Ademetionine

S-adenosyl-L-methionine (ademetionine) is a naturally occurring amino acid present in virtually all body tissues and fluids. Ademetionine functions primarily as a co-enzyme and donor transfer of the methyl group (transmethylation) is an essential metabolic process in humans and animals. Methyl transfer is also essential to the development of the phospholipid bilayer of cell membranes and contributes to membrane fluidity. Ademetionine can penetrate the blood-brain barrier and ademetionine-mediated transmethylation is critical in the formation of neurotransmitters in the central nervous system including catecholamines (dopamine, noradrenalin, adrenaline), serotonin, melatonin and histamine.

Ademetionine is also a precursor in the formation of physiological sulfurated compounds (cysteine, taurine, glutathione, CoA, etc.) via transsulfuration. Glutathione, the most potent antioxidant in the liver, is important in hepatic detoxification. Ademetionine increases hepatic glutathione levels in alcoholic and non-alcoholic liver disease patients. Both folate and vitamin B₁₂ are essential co-nutrients in the metabolism and replenishment of ademetionine.

Absorption

In humans, following intravenous administration, the ademetionine pharmacokinetic profile is bi-exponential and composed of a rapid apparent distribution phase into the tissues and a terminal elimination phase characterized by a half-life of approximately 1.5 hours. When administered intramuscularly, absorption of ademetionine is practically complete (96%); the maximum plasma concentrations of ademetionine are reached after approximately 45 minutes. Following oral administration of ademetionine, peak plasma concentrations are achieved 3 to 5 hours after ingestion of enteric-coated tablets (400–1000 mg). Oral bioavailability is enhanced when ademetionine is administered under fasting conditions. Peak plasma concentrations obtained after administration of enteric-coated tablets are dose related, with peak plasma concentrations of 0.5 to 1 mg/L achieved 3 to 5 hours after single doses ranging from 400 mg to 1000 mg. Plasma concentrations decline to baseline within 24 hours.

Distribution

Volumes of distribution of 0.41 and 0.44 L/kg have been reported for doses of 100 mg and 500 mg ademetionine, respectively. Binding to plasma proteins is negligible being ≤5%.

Metabolism

The reactions that produce, consume, and regenerate ademetionine are called the ademetionine cycle. In the first step of this cycle, ademetioninedependent methylases use ademetionine as a substrate and produce S-adenosyl-homocysteine. S-adenosyl-homocysteine is then hydrolyzed to homocysteine and adenosine by S-adenosyl-homocysteine hydrolase. The homocysteine is then recycled back to methionine with the transfer of a methyl group from 5-methyltetrahydrofolate. Finally, methionine can be converted back to ademetionine, completing the cycle.

Excretion

In tracer balance studies using orally administered, radioactive (methyl ¹⁴C) SAMe in normal volunteers, urinary excretion of radioactivity was 15.5 ± 1.5% after 48 hours and fecal excretion was 23.5 ± 3.5% after 72 hours, leaving approximately 60% incorporated into stable pools.
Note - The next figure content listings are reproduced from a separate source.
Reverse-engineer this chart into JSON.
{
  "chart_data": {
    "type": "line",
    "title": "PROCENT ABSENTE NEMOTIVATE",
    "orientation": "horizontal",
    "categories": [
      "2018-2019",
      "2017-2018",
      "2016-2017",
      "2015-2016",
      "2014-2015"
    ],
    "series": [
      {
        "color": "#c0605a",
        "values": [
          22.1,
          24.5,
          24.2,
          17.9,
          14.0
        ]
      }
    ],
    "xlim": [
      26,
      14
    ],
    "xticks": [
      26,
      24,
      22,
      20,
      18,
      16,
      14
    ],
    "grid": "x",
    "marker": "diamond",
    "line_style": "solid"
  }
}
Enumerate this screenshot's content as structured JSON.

Toxicology studies were performed as single dose and repeat dose in multiple animal species including mouse, rat, hamster and dog of both sexes by the oral, subcutaneous, intravenous, and intramuscular route.
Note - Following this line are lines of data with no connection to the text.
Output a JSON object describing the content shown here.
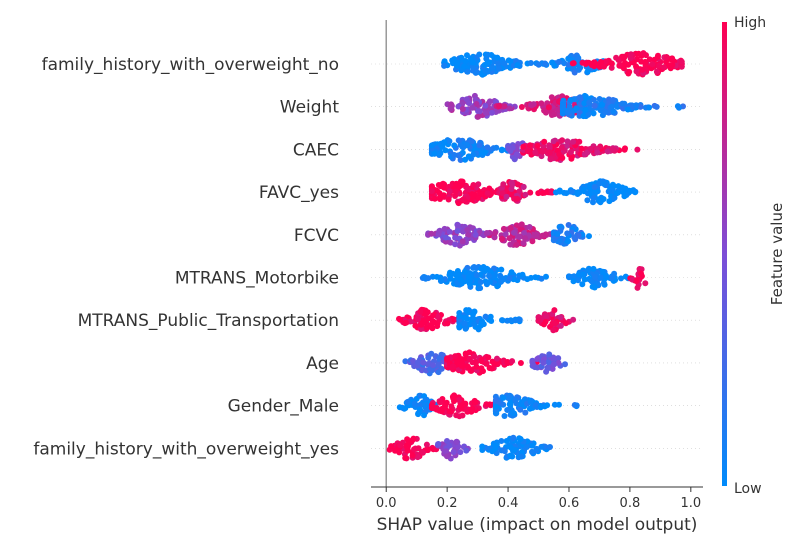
{
  "chart_data": {
    "type": "scatter",
    "subtype": "shap-beeswarm",
    "title": "",
    "xlabel": "SHAP value (impact on model output)",
    "ylabel": "",
    "xlim": [
      -0.05,
      1.04
    ],
    "xticks": [
      0.0,
      0.2,
      0.4,
      0.6,
      0.8,
      1.0
    ],
    "xtick_labels": [
      "0.0",
      "0.2",
      "0.4",
      "0.6",
      "0.8",
      "1.0"
    ],
    "grid": false,
    "colorbar": {
      "label": "Feature value",
      "high_label": "High",
      "low_label": "Low",
      "low_color": "#008bfb",
      "high_color": "#ff0052"
    },
    "features": [
      {
        "name": "family_history_with_overweight_no",
        "clusters": [
          {
            "min": 0.19,
            "max": 0.52,
            "center": 0.31,
            "color": 0.0
          },
          {
            "min": 0.52,
            "max": 0.72,
            "center": 0.64,
            "color": 0.05
          },
          {
            "min": 0.56,
            "max": 0.97,
            "center": 0.84,
            "color": 1.0
          }
        ]
      },
      {
        "name": "Weight",
        "clusters": [
          {
            "min": 0.2,
            "max": 0.45,
            "center": 0.3,
            "color": 0.6
          },
          {
            "min": 0.36,
            "max": 0.62,
            "center": 0.57,
            "color": 0.85
          },
          {
            "min": 0.58,
            "max": 0.99,
            "center": 0.66,
            "color": 0.1
          }
        ]
      },
      {
        "name": "CAEC",
        "clusters": [
          {
            "min": 0.15,
            "max": 0.48,
            "center": 0.24,
            "color": 0.05
          },
          {
            "min": 0.4,
            "max": 0.48,
            "center": 0.43,
            "color": 0.5
          },
          {
            "min": 0.45,
            "max": 0.83,
            "center": 0.57,
            "color": 0.9
          }
        ]
      },
      {
        "name": "FAVC_yes",
        "clusters": [
          {
            "min": 0.15,
            "max": 0.55,
            "center": 0.24,
            "color": 1.0
          },
          {
            "min": 0.38,
            "max": 0.52,
            "center": 0.41,
            "color": 0.9
          },
          {
            "min": 0.55,
            "max": 0.82,
            "center": 0.7,
            "color": 0.0
          }
        ]
      },
      {
        "name": "FCVC",
        "clusters": [
          {
            "min": 0.11,
            "max": 0.32,
            "center": 0.24,
            "color": 0.55
          },
          {
            "min": 0.32,
            "max": 0.55,
            "center": 0.43,
            "color": 0.75
          },
          {
            "min": 0.55,
            "max": 0.69,
            "center": 0.59,
            "color": 0.1
          }
        ]
      },
      {
        "name": "MTRANS_Motorbike",
        "clusters": [
          {
            "min": 0.12,
            "max": 0.53,
            "center": 0.31,
            "color": 0.0
          },
          {
            "min": 0.6,
            "max": 0.81,
            "center": 0.68,
            "color": 0.0
          },
          {
            "min": 0.8,
            "max": 0.86,
            "center": 0.83,
            "color": 1.0
          }
        ]
      },
      {
        "name": "MTRANS_Public_Transportation",
        "clusters": [
          {
            "min": 0.04,
            "max": 0.24,
            "center": 0.13,
            "color": 1.0
          },
          {
            "min": 0.24,
            "max": 0.44,
            "center": 0.28,
            "color": 0.0
          },
          {
            "min": 0.5,
            "max": 0.62,
            "center": 0.54,
            "color": 0.9
          }
        ]
      },
      {
        "name": "Age",
        "clusters": [
          {
            "min": 0.05,
            "max": 0.24,
            "center": 0.15,
            "color": 0.3
          },
          {
            "min": 0.2,
            "max": 0.5,
            "center": 0.28,
            "color": 1.0
          },
          {
            "min": 0.48,
            "max": 0.6,
            "center": 0.53,
            "color": 0.4
          }
        ]
      },
      {
        "name": "Gender_Male",
        "clusters": [
          {
            "min": 0.04,
            "max": 0.17,
            "center": 0.11,
            "color": 0.0
          },
          {
            "min": 0.15,
            "max": 0.36,
            "center": 0.23,
            "color": 1.0
          },
          {
            "min": 0.36,
            "max": 0.64,
            "center": 0.4,
            "color": 0.05
          }
        ]
      },
      {
        "name": "family_history_with_overweight_yes",
        "clusters": [
          {
            "min": 0.01,
            "max": 0.17,
            "center": 0.08,
            "color": 1.0
          },
          {
            "min": 0.17,
            "max": 0.28,
            "center": 0.21,
            "color": 0.5
          },
          {
            "min": 0.3,
            "max": 0.54,
            "center": 0.42,
            "color": 0.0
          }
        ]
      }
    ]
  }
}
Repeat dose toxicity testing indicated that the kidney is the target organ in the rat and hamster and to a much lesser extent in the dog. Possibly, the testis is a further target organ in the rat. No other significant changes to body organs were observed. Single dose toxicity, repeated dose toxicity through 104 weeks, reproduction toxicity, and mutagenicity studies did not demonstrate any other notable signs of toxic effects.